Life or Something Like It

“Life or Something Like It” is an example of synergy at work. There are myriad problems with the film — a pat, too-perfect ending, for example, and some pretty sloppy writing — but when seen as a whole, it has charm and grace. More than it should, certainly.

Chalk a lot of that up to Angelina Jolie, finally demonstrating that she does not have to be creepy and unsettling all the time. Here she plays Lanie Kerrigan, a Seattle TV news reporter who is just shallow enough to be believable, but disarmingly friendly enough to be likable.

Lanie has a great apartment, a handsome baseball-player boyfriend (Christian Kane) and a high-profile job. She works out every day and is the picture of health. She actually says these words: “My life is perfect.” This is akin to a slasher-film character saying, “I’ll be right back.”

While doing a human-interest story on a homeless psychic named Prophet Jack (Tony Shalhoub), Lanie gets her own future predicted, and it includes her impending death. She is only mildly freaked out, until Jack’s other prophecies (mostly dealing with the weather and sports scores) prove accurate. Will she die? How does one spend the final days of one’s life?

Since romantic comedies require the protagonist to give up one love interest in exchange for a better one, the baseball player is made to be on the road all the time and a little dumb. Lanie’s better option is her cameraman, Pete (Edward Burns), and since romantic comedies require the protagonist’s better option to be someone she initially despises, Pete is sloppy and carefree and spontaneous — the polar opposite of Lanie.

Stockard Channing has one fantastic scene as a Barbara Walters-type TV journalist whom Lanie interviews. It’s a quiet scene, subtly played, and Channing admirably overcomes the awkward way it’s written. (Basically, one simple question gets her to reveal secrets she’d never shared before.)

There is also a wonderfully silly scene in which all of Seattle, it seems, sings “I Can’t Get No Satisfaction.” Such an event is not believable, but when it’s perpetrated in a movie with the right style and attitude, it can work. It works here.

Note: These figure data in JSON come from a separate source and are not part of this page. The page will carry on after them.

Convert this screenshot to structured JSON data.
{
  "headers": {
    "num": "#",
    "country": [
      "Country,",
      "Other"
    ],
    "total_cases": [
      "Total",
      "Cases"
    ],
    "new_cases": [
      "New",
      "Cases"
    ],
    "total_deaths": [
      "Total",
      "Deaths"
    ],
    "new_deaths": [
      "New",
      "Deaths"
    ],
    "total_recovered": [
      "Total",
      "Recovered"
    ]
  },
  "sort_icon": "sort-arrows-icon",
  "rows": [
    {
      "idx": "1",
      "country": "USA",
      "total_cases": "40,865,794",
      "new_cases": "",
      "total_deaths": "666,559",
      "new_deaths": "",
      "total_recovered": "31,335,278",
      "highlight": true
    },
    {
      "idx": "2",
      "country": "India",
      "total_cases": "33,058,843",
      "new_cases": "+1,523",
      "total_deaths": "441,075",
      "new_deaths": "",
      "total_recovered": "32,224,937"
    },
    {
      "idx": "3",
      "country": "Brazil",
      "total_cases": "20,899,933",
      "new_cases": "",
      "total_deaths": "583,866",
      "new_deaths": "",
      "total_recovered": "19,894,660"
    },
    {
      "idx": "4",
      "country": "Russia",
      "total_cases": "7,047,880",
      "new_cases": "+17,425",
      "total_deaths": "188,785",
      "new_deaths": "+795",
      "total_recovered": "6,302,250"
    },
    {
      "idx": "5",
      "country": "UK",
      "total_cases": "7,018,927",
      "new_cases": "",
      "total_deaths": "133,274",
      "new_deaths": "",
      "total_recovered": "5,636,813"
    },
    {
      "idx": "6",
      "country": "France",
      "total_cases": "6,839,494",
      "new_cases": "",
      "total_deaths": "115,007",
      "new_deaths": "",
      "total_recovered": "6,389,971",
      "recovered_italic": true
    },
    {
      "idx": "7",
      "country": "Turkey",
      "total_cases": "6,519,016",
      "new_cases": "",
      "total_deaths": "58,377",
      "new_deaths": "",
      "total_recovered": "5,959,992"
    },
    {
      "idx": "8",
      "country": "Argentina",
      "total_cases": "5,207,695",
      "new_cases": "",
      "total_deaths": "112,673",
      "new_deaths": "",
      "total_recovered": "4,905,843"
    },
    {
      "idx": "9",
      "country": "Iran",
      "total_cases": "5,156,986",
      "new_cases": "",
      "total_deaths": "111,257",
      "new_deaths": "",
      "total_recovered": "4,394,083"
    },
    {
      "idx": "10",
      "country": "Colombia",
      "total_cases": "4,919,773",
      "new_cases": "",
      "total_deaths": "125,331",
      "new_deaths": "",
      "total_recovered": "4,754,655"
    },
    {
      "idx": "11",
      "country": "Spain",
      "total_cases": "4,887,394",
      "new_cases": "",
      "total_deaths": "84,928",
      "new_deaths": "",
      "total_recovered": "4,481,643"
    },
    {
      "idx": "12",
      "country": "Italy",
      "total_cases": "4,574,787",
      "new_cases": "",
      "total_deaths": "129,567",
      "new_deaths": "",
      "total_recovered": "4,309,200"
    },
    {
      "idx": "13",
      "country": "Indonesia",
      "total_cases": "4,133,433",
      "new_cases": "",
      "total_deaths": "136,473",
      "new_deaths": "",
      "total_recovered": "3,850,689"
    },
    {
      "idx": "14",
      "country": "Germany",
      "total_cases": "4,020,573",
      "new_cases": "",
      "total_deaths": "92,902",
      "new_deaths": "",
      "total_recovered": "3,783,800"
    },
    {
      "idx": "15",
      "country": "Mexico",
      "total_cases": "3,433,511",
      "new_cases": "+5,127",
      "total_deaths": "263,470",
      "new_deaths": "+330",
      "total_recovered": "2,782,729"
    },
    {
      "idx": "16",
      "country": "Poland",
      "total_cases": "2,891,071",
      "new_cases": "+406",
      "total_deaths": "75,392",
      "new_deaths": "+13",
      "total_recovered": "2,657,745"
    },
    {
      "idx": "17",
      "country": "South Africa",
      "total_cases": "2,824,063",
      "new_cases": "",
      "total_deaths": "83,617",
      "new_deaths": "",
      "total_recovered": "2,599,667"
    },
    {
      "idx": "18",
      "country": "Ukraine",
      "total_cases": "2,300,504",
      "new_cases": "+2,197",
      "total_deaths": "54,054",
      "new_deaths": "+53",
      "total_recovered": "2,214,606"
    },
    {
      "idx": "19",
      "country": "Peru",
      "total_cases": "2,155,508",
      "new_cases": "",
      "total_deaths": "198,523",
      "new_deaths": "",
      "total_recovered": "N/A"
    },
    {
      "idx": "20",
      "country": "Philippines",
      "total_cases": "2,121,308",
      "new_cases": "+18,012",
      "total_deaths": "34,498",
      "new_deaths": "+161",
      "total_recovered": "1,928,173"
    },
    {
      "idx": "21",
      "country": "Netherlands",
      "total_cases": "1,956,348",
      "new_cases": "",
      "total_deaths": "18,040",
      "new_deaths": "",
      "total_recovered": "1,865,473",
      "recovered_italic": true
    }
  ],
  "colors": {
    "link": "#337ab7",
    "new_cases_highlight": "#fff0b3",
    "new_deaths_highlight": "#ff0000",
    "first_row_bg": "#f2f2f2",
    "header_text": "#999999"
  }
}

Early on, you ask yourself, “Is this going to be a movie about living life to the fullest and appreciating every moment?” I report somewhat wearily that the answer is yes. Unlike films that make you happy just to be alive, this one makes you feel like you’ve watched a slightly above-average, somewhat dawdly and meandering romantic comedy. You come out of it no worse for the wear, but not exactly invigorated, either.